US domestic politics have been more prominent over the past week, with President Trump again highlighting his shortcomings. The response to the Charlottesville riots, the disbanding of various business councils, the “new” Afghanistan policy and the ongoing dispute around the border wall all reinforce the notion of an administration that is becoming increasingly isolated.
These negatives are tempered somewhat by the ongoing hope of progress on at least one big-ticket item, notably tax reform; however, at this stage there is little tangible progress to see.
The North Korean tensions that were so prominent two weeks ago have not gone away, but have moved a bit more to the background. While the eventual outcome remains an open question, the fact that the situation has not immediately deteriorated further has been enough for risk appetite to recover and markets to regain their footing.
Indeed after the short-lived spikes in market volatility last week, we have seen these measures decline back to the average level of the last year. Whether this is justified or not is debatable, however what is not in question is that the selling of volatility has become an increasingly popular strategy. These strategies take positions that benefit from an ongoing decline in equity volatility but are very susceptible to sudden spikes, like the ones we witnessed over the last two weeks.
Nevertheless even after suffering a peak-to-trough loss of 25%, in the space of two weeks, investors in ETF’s that follow this strategy doubled down with new inflows taking the assets invested to a new record for the year.
This type of behaviour makes sense for as long as you believe the current market environment we are experiencing is the one that will continue to prevail. Extended periods of low volatility are more the exception rather than the norm, with the last comparable period being in 2004-2006, and while they tend not to last, perhaps “this time is different”.
There are a few contributors to the low volatility environment, with confidence in the growth outlook, and confidence that central banks will maintain accommodative monetary policies, two of the most important ones. We will get some additional information on the second of these this week, with the upcoming Jackson Hole conference.
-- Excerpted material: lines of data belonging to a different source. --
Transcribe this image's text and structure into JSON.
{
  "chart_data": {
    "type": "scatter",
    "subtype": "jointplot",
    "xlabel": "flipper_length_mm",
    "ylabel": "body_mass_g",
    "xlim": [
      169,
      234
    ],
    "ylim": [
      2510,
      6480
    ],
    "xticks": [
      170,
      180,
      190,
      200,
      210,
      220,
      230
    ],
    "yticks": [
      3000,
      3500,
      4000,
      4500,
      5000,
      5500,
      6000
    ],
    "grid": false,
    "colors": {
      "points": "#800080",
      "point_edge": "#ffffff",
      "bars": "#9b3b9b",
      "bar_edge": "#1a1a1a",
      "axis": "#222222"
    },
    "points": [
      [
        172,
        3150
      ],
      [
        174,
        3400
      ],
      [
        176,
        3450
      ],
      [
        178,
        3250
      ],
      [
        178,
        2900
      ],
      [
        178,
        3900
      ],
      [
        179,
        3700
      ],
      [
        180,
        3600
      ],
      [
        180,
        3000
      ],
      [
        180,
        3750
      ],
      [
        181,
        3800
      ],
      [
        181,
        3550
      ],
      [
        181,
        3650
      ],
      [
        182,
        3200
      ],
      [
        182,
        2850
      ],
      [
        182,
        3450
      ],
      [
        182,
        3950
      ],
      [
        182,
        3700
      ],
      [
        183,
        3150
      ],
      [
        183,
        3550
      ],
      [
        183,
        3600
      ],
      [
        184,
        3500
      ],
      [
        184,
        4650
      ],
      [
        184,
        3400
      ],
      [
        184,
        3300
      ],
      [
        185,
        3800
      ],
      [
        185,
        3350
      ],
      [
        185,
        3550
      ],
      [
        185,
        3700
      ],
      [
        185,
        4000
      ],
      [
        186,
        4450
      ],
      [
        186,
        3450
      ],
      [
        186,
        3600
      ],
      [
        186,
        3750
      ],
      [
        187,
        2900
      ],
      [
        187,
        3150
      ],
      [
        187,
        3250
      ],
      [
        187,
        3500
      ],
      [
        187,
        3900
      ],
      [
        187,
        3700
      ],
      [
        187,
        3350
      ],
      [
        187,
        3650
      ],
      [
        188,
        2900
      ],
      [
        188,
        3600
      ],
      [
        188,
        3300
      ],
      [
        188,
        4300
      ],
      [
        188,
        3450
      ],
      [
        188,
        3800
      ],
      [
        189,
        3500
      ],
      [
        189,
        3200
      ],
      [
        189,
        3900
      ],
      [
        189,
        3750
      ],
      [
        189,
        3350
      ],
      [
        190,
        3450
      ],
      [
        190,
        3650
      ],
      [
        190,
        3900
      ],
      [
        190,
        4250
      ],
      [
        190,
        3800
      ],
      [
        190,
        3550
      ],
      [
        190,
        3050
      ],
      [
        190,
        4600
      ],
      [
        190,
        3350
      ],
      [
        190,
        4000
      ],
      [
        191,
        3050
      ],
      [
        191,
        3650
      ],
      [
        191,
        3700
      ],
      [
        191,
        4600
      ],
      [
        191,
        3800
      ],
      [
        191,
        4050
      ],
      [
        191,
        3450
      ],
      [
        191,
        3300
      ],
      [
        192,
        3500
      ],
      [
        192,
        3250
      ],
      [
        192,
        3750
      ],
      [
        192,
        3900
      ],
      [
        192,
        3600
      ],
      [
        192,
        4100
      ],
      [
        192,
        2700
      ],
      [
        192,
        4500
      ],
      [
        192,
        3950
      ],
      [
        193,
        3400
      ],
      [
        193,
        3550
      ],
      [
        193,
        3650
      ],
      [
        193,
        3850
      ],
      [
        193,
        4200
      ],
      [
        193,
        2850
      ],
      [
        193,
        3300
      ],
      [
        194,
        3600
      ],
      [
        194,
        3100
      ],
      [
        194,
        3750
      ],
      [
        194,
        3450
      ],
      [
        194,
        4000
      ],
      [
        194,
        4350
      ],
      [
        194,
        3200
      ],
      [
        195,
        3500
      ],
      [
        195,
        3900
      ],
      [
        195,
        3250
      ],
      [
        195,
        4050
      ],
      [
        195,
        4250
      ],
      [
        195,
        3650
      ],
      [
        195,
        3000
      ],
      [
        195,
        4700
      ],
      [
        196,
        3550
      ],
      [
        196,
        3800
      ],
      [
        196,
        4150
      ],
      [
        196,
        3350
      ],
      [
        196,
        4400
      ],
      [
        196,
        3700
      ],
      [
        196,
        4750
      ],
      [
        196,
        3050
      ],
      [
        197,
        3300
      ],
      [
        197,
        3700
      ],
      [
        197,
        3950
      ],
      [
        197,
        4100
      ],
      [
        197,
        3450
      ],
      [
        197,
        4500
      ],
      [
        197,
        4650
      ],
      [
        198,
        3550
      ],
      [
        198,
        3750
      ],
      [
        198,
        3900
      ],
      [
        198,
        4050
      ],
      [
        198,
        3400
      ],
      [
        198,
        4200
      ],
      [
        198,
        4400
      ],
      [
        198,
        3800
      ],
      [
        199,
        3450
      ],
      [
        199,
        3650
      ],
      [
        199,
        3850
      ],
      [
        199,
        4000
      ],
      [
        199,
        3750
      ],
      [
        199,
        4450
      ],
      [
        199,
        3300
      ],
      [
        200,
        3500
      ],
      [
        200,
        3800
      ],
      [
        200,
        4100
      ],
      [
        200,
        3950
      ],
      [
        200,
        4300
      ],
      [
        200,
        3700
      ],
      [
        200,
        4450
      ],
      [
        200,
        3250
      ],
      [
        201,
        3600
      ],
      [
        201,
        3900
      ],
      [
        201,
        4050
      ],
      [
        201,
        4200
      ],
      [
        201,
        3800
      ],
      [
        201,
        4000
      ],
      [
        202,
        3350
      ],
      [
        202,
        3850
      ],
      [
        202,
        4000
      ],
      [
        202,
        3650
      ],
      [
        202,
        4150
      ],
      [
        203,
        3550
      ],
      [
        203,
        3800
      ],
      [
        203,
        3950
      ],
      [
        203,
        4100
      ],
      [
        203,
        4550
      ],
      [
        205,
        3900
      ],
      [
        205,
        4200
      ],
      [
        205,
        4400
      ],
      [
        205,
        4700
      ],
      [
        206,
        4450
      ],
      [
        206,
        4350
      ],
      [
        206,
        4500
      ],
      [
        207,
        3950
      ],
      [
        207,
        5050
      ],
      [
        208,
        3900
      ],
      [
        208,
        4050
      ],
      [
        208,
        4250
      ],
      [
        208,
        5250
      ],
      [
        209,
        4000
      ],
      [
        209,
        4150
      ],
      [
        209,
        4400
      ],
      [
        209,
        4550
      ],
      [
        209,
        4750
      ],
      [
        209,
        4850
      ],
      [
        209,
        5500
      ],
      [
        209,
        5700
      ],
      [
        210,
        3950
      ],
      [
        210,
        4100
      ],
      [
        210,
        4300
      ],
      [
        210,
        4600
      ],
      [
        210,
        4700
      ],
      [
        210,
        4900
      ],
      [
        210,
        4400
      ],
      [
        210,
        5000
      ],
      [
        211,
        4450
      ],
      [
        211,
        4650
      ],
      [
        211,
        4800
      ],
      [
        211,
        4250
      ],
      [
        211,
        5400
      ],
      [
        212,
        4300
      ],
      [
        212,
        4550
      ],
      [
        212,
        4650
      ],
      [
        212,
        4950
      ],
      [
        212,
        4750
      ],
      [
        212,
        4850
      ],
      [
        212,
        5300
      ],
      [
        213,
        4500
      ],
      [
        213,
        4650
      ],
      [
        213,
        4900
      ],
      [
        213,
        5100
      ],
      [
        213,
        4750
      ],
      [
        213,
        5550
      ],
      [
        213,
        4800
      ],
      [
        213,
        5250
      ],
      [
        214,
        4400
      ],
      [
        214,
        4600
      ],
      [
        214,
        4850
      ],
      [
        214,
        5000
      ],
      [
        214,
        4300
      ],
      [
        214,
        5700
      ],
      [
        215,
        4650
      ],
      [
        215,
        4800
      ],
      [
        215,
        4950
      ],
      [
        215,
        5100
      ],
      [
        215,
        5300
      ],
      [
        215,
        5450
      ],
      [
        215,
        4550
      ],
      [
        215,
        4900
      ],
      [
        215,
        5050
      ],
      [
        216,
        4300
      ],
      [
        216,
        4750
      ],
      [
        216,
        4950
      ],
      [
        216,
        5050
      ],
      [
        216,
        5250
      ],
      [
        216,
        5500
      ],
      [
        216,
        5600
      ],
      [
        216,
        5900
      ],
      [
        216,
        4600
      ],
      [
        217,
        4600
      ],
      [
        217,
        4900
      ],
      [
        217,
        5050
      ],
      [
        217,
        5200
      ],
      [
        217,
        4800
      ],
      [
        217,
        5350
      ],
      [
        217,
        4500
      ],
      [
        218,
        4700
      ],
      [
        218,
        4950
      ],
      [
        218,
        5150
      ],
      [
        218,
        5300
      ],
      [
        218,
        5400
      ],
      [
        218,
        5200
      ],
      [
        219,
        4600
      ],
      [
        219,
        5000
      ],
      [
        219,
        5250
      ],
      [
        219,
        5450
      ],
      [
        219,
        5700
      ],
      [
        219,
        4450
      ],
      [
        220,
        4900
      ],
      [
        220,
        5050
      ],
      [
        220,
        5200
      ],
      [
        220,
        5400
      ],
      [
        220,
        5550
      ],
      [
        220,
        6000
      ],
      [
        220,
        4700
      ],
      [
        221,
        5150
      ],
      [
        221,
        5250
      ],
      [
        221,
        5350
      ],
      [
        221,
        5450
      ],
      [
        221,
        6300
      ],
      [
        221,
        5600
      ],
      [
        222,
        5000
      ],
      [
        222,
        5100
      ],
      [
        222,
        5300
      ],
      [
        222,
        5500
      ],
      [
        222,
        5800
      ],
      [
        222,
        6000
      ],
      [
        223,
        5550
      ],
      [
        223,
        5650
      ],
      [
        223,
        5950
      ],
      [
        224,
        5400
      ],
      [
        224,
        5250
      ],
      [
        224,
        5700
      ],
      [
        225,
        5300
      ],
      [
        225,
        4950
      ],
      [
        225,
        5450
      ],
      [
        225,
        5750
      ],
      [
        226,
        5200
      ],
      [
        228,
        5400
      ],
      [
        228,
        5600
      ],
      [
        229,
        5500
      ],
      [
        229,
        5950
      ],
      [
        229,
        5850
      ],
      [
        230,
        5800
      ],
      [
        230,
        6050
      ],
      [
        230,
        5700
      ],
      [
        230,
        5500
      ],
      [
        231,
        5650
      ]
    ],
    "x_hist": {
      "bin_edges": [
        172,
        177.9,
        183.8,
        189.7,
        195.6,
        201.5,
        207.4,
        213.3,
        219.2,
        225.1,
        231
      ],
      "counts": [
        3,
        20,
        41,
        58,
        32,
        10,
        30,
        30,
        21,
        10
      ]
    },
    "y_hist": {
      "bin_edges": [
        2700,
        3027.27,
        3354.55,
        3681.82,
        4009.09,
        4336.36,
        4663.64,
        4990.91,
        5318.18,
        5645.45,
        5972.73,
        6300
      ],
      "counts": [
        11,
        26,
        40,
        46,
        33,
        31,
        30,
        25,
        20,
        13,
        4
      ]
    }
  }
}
Given that the theme of this year’s event is “Fostering a Dynamic Global Economy”, we should probably not be expecting anything from Fed Chair Yellen or ECB President Draghi that will upset markets too greatly.
Nevertheless we note that markets are already priced for a continuation of very dovish policy from central banks even as the growth picture continues to. Moreover, there is always the possibility that comments can be misinterpreted or cause investors to re-assess their thinking. While our fundamental and behavioural data support a move to a slightly more positive stance on government bonds, relative to recent weeks, we hold onto our medium underweight in Treasuries ahead of the event.